If F(x) = f( 5f( 3f( x ))), where f(0) = 0 and f '(0) = 3, find F '(0).
Well, well, well, look at this mathematical riddle! To find F '(0), we need to differentiate the function F(x) step by step. Hold on to your funny bones, here we go!
First, let's use the chain rule to differentiate F(x) from the inside out. We start with the derivative of the innermost function 3f(x), which we'll call g(x).
g(x) = 3f(x)
Next, we differentiate the function inside g(x), which is f(3f(x)). Let's call this h(x).
h(x) = f(3f(x))
Now, we differentiate the function inside h(x), which is 5f(3f(x)).

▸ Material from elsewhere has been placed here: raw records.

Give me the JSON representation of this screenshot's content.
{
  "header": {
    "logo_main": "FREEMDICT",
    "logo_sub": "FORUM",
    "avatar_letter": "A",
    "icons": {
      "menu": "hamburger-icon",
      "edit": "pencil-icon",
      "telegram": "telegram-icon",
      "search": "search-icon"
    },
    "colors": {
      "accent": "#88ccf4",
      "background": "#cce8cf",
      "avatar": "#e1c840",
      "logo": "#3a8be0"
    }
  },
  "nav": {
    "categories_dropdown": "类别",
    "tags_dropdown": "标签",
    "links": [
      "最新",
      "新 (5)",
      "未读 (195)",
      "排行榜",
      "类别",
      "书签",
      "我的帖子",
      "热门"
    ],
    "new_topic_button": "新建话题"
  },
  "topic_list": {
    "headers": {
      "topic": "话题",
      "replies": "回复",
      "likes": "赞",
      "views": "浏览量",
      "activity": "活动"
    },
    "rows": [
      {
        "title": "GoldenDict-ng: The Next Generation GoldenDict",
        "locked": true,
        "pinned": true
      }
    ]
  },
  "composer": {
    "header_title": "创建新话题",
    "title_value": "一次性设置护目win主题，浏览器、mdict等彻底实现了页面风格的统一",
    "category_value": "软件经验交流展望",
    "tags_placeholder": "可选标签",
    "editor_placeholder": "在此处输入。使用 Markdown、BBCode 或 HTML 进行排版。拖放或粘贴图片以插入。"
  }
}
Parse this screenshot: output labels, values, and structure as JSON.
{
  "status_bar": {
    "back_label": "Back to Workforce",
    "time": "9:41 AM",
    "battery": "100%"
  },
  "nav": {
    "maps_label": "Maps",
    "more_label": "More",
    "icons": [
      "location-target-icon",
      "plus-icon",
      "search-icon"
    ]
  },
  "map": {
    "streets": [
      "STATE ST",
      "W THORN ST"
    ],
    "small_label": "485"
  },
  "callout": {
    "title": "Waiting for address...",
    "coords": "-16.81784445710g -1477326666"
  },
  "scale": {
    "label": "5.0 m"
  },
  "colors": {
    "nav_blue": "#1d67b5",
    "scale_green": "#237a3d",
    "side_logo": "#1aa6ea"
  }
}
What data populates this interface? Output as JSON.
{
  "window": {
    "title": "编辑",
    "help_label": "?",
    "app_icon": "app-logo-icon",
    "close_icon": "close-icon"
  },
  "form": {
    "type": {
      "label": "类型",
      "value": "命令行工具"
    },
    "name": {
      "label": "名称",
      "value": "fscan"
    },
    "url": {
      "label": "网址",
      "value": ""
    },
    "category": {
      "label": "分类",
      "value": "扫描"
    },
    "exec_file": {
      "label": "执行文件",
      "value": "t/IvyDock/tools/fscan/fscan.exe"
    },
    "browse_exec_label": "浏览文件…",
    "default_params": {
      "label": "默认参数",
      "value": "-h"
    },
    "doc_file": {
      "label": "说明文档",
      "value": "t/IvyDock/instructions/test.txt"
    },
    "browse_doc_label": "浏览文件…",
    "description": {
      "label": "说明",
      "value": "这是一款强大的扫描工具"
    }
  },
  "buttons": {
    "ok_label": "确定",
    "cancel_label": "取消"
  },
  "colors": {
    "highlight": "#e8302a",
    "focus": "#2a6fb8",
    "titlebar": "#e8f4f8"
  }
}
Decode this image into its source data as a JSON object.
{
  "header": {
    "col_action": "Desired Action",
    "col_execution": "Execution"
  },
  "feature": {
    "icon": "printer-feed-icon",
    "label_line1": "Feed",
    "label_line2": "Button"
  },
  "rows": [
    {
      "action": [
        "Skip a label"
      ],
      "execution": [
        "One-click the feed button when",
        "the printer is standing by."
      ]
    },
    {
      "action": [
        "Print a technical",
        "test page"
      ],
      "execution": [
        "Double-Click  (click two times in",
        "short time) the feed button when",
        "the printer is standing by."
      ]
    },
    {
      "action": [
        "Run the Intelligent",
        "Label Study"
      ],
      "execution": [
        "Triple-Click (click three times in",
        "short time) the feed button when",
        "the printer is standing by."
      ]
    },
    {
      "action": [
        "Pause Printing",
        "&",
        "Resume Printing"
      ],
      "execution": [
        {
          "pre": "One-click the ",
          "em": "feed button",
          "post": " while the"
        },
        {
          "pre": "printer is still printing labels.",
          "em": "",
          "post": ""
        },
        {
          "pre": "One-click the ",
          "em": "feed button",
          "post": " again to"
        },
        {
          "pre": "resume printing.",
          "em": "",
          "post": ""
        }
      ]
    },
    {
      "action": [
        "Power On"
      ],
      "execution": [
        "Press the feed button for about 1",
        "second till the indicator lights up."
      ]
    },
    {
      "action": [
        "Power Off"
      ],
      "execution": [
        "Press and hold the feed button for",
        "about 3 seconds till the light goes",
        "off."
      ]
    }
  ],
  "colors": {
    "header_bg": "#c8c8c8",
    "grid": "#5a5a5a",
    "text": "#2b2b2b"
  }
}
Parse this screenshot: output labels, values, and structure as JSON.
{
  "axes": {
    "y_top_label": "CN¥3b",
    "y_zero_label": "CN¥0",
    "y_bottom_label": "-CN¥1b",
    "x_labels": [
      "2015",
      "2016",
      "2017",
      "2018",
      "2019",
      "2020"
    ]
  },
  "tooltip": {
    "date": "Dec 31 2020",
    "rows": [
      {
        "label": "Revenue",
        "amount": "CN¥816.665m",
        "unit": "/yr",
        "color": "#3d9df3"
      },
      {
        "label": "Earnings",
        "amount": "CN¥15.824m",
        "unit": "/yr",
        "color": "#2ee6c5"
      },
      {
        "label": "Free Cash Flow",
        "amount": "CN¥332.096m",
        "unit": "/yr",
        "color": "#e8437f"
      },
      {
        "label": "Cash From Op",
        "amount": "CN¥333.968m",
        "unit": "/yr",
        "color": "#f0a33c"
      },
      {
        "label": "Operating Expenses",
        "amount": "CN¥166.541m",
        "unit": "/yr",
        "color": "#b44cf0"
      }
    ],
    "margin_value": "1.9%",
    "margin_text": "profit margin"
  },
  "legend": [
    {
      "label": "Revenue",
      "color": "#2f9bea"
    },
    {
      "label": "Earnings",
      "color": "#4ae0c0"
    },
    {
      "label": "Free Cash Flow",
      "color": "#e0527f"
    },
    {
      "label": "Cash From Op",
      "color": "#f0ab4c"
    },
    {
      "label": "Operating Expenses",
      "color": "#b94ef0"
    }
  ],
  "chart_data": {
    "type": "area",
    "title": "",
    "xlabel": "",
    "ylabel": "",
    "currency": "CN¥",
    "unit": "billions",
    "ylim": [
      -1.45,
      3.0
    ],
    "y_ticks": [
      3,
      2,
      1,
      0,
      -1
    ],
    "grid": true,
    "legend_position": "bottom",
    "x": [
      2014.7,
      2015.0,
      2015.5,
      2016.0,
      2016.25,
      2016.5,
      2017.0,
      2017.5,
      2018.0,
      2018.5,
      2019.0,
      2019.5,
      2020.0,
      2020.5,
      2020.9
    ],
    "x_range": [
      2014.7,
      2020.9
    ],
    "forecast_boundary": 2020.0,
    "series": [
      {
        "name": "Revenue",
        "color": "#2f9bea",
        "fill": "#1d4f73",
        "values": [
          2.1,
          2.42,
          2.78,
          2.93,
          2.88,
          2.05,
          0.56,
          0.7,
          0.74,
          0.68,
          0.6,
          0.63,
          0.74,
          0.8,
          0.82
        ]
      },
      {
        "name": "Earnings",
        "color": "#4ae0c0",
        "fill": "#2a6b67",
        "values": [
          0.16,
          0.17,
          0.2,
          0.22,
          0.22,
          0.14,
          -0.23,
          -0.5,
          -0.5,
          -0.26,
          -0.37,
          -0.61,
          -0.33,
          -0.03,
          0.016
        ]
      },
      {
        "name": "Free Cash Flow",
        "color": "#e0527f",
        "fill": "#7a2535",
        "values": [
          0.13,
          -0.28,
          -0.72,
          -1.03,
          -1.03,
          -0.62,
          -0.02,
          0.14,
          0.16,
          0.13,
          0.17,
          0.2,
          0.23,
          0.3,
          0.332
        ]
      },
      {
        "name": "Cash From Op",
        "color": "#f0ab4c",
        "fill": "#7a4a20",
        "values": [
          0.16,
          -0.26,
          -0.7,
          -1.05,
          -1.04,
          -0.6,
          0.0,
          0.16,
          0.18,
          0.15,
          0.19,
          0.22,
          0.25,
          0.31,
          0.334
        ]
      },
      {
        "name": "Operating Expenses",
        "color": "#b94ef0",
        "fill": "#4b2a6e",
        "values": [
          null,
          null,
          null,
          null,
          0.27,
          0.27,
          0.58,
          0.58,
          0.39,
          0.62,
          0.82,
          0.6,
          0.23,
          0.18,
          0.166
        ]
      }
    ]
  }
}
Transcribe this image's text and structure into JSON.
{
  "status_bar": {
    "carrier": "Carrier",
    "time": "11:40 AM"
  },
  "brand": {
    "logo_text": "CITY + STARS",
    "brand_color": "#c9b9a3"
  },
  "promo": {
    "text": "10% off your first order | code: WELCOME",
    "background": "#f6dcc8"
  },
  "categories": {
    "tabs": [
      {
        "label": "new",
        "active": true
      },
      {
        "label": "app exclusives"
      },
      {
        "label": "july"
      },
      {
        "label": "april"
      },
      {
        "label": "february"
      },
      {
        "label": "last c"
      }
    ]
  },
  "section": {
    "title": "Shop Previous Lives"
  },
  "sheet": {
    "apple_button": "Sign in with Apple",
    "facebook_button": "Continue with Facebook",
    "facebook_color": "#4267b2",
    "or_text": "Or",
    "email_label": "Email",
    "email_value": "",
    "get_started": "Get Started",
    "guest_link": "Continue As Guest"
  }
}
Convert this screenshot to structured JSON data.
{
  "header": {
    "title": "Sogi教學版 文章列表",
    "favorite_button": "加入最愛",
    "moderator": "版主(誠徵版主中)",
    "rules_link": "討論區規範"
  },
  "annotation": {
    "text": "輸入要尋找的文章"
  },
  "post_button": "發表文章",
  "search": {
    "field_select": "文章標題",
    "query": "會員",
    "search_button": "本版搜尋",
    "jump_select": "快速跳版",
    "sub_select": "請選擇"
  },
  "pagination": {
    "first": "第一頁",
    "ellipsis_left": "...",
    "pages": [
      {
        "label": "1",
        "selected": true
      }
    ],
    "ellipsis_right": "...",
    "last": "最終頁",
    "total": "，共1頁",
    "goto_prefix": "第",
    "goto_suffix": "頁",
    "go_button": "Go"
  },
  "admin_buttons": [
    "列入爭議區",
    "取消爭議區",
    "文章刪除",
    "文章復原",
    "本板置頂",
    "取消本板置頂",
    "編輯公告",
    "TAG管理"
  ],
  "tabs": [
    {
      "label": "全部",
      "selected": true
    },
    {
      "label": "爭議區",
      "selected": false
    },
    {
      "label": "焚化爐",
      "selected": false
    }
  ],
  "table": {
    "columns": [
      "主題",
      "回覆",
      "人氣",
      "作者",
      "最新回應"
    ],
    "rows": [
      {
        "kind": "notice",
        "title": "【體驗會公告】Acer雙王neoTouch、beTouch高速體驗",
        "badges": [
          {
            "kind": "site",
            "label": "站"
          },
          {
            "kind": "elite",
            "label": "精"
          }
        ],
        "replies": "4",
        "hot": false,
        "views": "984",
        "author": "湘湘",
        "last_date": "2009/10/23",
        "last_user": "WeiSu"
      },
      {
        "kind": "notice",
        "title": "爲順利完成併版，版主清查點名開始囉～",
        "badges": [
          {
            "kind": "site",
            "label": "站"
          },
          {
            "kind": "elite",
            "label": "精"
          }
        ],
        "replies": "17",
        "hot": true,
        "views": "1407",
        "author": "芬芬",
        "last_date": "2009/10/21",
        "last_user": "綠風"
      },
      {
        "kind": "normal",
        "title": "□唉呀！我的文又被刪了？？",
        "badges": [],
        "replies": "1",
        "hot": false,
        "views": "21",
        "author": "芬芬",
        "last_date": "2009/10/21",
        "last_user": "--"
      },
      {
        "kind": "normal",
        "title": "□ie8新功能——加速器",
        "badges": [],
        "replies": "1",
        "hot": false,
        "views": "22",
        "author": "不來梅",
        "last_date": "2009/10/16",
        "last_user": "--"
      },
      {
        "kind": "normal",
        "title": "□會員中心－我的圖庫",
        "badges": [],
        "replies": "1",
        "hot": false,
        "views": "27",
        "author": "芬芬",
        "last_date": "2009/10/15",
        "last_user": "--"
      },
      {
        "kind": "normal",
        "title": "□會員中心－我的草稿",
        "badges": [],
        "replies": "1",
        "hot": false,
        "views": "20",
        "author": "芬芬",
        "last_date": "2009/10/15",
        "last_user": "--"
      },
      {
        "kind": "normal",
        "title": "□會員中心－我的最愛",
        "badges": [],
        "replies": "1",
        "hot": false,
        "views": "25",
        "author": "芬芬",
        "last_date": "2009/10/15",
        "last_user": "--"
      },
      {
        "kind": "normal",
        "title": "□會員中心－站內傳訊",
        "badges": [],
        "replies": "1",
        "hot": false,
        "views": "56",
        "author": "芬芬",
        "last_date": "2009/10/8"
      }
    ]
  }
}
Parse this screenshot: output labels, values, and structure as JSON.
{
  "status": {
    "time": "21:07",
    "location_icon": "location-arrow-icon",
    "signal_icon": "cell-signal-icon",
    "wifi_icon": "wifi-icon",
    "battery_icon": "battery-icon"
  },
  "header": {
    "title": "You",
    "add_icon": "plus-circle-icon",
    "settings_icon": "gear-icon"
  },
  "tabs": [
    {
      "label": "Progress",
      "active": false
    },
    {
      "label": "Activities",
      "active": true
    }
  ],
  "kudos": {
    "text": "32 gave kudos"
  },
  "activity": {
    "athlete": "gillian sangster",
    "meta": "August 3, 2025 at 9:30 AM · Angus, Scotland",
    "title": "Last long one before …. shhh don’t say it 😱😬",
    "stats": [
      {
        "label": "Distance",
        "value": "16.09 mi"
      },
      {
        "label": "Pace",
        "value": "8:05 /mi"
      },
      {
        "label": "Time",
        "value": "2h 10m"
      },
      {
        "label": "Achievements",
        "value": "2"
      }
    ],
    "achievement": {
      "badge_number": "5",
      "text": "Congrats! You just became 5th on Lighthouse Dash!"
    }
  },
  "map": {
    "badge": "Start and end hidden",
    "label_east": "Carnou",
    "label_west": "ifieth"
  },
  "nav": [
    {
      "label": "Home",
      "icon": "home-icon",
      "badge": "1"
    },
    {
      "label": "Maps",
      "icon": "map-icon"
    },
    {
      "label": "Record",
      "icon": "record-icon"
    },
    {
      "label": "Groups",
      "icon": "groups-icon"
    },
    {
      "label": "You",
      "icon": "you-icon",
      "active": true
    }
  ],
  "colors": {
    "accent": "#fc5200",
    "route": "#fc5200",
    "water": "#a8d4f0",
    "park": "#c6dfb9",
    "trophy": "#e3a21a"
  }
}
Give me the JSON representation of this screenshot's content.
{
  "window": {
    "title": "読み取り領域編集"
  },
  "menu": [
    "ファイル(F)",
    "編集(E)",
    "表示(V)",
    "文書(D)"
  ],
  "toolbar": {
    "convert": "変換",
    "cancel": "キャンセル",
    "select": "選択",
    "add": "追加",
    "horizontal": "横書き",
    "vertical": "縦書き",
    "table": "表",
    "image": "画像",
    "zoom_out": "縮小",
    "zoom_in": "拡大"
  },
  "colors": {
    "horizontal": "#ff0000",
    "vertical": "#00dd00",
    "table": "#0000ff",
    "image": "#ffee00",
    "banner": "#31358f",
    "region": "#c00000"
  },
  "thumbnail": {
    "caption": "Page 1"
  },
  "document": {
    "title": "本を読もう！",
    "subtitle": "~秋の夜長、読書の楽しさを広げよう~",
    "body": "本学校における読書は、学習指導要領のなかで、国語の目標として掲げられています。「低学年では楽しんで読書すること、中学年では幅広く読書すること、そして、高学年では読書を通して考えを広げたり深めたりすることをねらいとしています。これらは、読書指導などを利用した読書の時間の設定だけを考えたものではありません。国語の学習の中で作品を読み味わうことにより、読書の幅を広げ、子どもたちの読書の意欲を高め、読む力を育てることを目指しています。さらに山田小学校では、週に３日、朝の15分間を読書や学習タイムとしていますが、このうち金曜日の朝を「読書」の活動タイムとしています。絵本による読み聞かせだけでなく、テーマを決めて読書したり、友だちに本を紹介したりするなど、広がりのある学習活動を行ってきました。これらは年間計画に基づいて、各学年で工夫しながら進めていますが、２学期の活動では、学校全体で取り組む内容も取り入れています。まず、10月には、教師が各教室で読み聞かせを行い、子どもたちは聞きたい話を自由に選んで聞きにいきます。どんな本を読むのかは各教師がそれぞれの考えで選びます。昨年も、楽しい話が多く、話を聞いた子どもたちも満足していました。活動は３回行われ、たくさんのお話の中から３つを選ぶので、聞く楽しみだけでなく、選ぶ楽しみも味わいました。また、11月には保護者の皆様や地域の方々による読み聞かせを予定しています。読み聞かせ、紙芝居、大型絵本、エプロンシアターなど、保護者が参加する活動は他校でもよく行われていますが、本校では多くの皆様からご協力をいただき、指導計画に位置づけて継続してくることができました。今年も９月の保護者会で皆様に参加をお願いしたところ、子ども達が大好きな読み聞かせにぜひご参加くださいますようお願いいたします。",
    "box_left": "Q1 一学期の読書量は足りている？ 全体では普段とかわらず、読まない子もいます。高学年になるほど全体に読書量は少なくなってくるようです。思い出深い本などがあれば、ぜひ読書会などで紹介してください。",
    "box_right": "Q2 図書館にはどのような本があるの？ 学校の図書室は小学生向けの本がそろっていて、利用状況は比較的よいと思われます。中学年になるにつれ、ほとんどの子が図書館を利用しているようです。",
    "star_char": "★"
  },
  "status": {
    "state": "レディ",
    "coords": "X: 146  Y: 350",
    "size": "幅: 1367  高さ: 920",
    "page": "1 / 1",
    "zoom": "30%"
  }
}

Let's call this j(x).
j(x) = 5f(3f(x))
Finally, we differentiate the function inside j(x), which is F(x).
F(x) = f(j(x))
Now, let's put it all together, starting from the innermost derivative.
h'(x) = f'(3f(x)) * 3f'(x)
Next, we move to the derivative of the function j(x).
j'(x) = f'(j(x)) * h'(x)
Finally, we differentiate F(x) using the chain rule once more.
F'(x) = f'(j(x)) * j'(x)
Now, all we have to do is evaluate F'(0), according to the given conditions.
Since f(0) = 0, we know that j(0) = 5f(3f(0)) = 5f(0) = 5 * 0 = 0.
Using the condition f'(0) = 3 and plugging in j(0), we find:
F'(0) = f'(0) * j'(0) = 3 * f'(j(0)) = 3 * f'(0) = 3 * 3 = 9.
So, the answer is F'(0) = 9!
Haha, that wasn't too tricky, was it? Take this answer with a side of laughter and enjoy your day!